La protection des mineurs en ligne était au cœur du dîner ministériel informel organisé par la présidence irlandaise du Conseil de l'UE.
La Grèce demande la mise en place d’un âge minimum européen commun pour accéder aux réseaux sociaux, ainsi que d’un "contrat social européen" pour mieux protéger les mineurs en ligne.
Lors d’un dîner ministériel informel organisé par la présidence irlandaise sur la protection des enfants en ligne, le secrétaire général grec à la Communication et à l’Information, Dimitris Kirmikiroglou, a plaidé pour "une approche européenne, et non 27 solutions nationales".
La réunion a notamment été consacrée au rapport des coprésidents du groupe spécial d’experts sur la sécurité des enfants en ligne ("Special Panel on Child Safety Online"), créé à l’initiative d’Ursula von der Leyen.
Dimitris Kirmikiroglou a rappelé que le Premier ministre grec Kyriákos Mitsotákis avait proposé à la présidente de la Commission européenne de fixer à 15 ans la "majorité numérique" à l’échelle européenne. Athènes demande également une vérification obligatoire de l’âge, une vérification périodique ainsi qu’un mécanisme européen de contrôle assorti de sanctions importantes.
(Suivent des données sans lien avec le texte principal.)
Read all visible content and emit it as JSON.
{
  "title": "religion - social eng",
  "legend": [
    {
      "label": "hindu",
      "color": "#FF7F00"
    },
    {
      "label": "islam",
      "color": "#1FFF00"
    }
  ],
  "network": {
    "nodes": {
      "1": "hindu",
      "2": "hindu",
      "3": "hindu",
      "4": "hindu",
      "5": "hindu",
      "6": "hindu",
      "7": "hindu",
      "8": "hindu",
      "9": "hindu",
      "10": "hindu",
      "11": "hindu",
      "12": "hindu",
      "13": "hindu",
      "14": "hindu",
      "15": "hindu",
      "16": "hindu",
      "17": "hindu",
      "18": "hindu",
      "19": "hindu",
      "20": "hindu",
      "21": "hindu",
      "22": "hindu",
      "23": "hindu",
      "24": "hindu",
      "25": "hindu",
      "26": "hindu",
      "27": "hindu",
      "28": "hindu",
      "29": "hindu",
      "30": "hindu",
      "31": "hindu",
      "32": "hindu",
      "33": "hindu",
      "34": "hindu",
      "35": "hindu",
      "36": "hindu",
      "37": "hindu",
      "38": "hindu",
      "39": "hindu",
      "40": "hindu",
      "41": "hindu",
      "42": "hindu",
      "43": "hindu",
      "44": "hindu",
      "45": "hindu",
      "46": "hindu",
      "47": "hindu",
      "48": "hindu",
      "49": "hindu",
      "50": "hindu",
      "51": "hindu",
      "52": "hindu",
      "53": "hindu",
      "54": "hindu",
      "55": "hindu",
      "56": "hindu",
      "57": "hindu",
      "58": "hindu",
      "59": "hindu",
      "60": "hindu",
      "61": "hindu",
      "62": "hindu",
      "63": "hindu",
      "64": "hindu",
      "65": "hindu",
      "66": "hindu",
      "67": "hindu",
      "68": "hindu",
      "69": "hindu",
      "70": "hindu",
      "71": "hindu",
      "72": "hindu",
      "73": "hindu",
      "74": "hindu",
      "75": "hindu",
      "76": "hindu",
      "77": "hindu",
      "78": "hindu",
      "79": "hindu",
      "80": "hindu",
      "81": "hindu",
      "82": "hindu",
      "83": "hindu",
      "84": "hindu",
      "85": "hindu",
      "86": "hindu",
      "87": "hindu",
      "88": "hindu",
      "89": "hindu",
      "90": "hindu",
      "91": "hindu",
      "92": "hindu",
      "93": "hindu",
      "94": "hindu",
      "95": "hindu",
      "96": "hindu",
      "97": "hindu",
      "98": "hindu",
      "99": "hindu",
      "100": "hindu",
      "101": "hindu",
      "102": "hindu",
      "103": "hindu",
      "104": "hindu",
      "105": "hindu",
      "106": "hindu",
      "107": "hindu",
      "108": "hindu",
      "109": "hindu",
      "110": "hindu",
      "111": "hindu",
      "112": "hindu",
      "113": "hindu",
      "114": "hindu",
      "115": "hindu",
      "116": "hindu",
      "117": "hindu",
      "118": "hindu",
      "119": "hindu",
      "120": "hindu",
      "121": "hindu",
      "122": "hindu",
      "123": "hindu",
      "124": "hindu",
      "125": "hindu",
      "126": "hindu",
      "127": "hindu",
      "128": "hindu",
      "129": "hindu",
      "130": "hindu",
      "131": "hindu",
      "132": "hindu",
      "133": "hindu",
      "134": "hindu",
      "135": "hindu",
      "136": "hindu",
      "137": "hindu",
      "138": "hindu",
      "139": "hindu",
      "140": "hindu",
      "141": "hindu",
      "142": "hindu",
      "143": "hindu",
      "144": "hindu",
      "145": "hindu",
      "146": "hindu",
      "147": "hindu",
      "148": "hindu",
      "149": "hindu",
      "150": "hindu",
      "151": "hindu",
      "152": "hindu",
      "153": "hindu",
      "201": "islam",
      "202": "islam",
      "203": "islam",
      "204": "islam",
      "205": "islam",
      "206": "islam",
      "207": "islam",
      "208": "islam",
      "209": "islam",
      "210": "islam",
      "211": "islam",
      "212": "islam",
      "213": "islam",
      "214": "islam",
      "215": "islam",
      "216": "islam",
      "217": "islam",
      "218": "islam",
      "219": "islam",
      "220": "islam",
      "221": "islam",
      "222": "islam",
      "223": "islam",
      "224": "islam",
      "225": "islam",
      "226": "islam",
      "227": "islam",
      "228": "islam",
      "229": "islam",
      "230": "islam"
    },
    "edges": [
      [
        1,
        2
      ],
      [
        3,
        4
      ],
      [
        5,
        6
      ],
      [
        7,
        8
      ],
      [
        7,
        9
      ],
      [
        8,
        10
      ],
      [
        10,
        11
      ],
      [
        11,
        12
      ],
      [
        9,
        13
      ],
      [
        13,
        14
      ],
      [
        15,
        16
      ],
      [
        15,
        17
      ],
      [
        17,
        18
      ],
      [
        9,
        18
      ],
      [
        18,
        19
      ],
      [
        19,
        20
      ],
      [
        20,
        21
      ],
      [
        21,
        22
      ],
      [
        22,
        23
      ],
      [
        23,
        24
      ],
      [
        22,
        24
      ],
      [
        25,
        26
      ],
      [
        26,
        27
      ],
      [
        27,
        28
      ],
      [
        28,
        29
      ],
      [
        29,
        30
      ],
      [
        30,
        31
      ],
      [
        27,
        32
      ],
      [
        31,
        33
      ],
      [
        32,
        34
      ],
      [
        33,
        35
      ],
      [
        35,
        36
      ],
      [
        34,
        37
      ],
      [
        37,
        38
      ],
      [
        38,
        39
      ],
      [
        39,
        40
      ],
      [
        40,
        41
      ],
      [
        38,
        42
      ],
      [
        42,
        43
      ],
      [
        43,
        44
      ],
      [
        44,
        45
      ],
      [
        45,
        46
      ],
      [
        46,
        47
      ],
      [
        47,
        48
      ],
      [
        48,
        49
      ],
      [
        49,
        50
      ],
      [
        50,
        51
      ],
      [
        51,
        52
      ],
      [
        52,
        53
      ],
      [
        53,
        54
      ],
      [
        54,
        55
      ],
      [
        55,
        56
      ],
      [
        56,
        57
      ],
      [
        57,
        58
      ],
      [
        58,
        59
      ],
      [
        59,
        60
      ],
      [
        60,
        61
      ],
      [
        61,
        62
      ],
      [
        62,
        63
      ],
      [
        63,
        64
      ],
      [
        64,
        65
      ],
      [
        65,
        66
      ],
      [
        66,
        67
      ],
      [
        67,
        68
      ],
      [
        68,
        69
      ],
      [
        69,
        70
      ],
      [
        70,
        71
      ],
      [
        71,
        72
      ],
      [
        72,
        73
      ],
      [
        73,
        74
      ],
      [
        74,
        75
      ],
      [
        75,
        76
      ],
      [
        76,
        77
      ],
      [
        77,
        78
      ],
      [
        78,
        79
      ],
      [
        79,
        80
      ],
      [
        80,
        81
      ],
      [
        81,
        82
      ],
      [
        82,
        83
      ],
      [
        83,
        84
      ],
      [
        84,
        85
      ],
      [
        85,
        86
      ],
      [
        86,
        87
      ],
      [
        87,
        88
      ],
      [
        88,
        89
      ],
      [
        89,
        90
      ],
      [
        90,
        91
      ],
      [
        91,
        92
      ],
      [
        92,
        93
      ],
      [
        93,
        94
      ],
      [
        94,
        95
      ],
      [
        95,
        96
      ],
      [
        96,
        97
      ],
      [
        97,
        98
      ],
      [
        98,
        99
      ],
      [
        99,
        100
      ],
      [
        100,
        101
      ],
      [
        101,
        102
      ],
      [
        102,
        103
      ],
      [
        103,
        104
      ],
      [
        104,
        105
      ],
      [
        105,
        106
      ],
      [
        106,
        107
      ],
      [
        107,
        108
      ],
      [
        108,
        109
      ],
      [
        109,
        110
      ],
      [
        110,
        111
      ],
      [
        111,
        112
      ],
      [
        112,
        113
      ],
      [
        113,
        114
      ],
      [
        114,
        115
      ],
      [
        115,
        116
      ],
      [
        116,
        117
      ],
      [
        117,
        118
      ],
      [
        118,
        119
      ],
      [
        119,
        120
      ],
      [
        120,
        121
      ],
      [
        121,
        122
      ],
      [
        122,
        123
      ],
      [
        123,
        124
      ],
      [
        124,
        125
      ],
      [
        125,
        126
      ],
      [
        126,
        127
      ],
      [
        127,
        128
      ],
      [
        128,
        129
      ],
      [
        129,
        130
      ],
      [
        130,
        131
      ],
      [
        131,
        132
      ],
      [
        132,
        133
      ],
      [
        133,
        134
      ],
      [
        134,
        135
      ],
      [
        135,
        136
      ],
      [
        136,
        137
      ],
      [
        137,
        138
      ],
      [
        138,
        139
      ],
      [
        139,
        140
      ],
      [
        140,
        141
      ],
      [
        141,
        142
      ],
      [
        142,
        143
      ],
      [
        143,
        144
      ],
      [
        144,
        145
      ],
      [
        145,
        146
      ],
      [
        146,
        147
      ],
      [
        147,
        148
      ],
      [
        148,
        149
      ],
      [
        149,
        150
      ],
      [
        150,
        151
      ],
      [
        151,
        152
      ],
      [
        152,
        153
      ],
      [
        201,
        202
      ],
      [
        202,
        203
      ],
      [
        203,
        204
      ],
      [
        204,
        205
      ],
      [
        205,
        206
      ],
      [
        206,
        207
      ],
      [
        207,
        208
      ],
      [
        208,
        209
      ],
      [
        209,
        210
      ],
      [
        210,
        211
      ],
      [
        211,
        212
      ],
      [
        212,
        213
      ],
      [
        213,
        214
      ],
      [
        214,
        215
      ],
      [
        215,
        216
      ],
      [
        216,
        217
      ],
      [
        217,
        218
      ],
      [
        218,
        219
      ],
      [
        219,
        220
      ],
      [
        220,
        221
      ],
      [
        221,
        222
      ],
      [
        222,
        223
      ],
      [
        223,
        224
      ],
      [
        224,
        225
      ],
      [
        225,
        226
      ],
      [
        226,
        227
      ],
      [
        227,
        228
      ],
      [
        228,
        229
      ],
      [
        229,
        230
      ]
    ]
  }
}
En Grèce, l’interdiction nationale d’accès aux réseaux sociaux pour les moins de 15 ans doit entrer en vigueur le 1er janvier 2027.
Le responsable grec a réaffirmé le soutien d’Athènes à un âge minimum harmonisé au niveau européen et salué le rapport, qu’il a qualifié de "base solide et documentée". Selon lui, les principaux risques auxquels les enfants sont exposés en ligne – fonctionnalités addictives, anonymat favorisant les discours toxiques, cyberharcèlement, grooming, anxiété et dépression, algorithmes favorisant l’automutilation et la désinformation – sont liés à la conception même des plateformes, pensée pour maximiser le temps passé en ligne.
"La Grèce a agi, elle ne s’est pas contentée de paroles", a déclaré Dimitris Kirmikiroglou, citant notamment les mesures prises sur les seuils d’âge et l’application Kids Wallet, qui permet aux parents de vérifier l’âge de leurs enfants et de fixer des limites.
Il a également rappelé que la Grèce fait partie des sept pays participant à la phase pilote du mécanisme européen de vérification de l’âge. "La simple autodéclaration de l’âge ne fonctionne pas", a-t-il estimé, plaidant pour que la sécurité soit intégrée dès la conception des plateformes.
Selon lui, le défilement infini, la lecture automatique, les notifications et les algorithmes de recommandation favorisant l’addiction devraient être désactivés par défaut pour les mineurs, la charge de la preuve devant revenir aux plateformes.
"Nous avons besoin d’une approche européenne, et non de 27 solutions nationales", a-t-il conclu.
Les restrictions ne suffisent pas
Les restrictions à elles seules ne suffisent pas, a insisté le secrétaire général à la Communication et à l’Information, soulignant que l’Union européenne doit aussi soutenir les stratégies nationales d’éducation aux médias afin de donner une impulsion positive à la nouvelle génération.
Évoquant Socrate et le pouvoir de la pensée critique, notamment "la remise en question de ce qu’on nous dit", il a souligné que "la régulation ne peut pas être la seule réponse".
"Nous devons protéger nos enfants et gagner cette bataille pour eux – mais pas sans eux, ni sans leurs parents et leurs enseignants. Plus de dialogue, une participation accrue des jeunes, un contrat social européen pour nos enfants sur internet : c’est ainsi que les règles produisent des résultats", a conclu Kirmikiroglou.
En marge du Conseil informel, le secrétaire général a également rencontré les délégations française et allemande. Les discussions ont porté sur la coordination des positions concernant la "majorité numérique" européenne et la vérification de l’âge, la future proposition de la Commission européenne sur l’accès des mineurs aux réseaux sociaux, ainsi que la préparation des travaux liés à la révision de la directive sur les services de médias audiovisuels (AVMSD), en vue de la présidence grecque du Conseil de l’UE au second semestre 2027.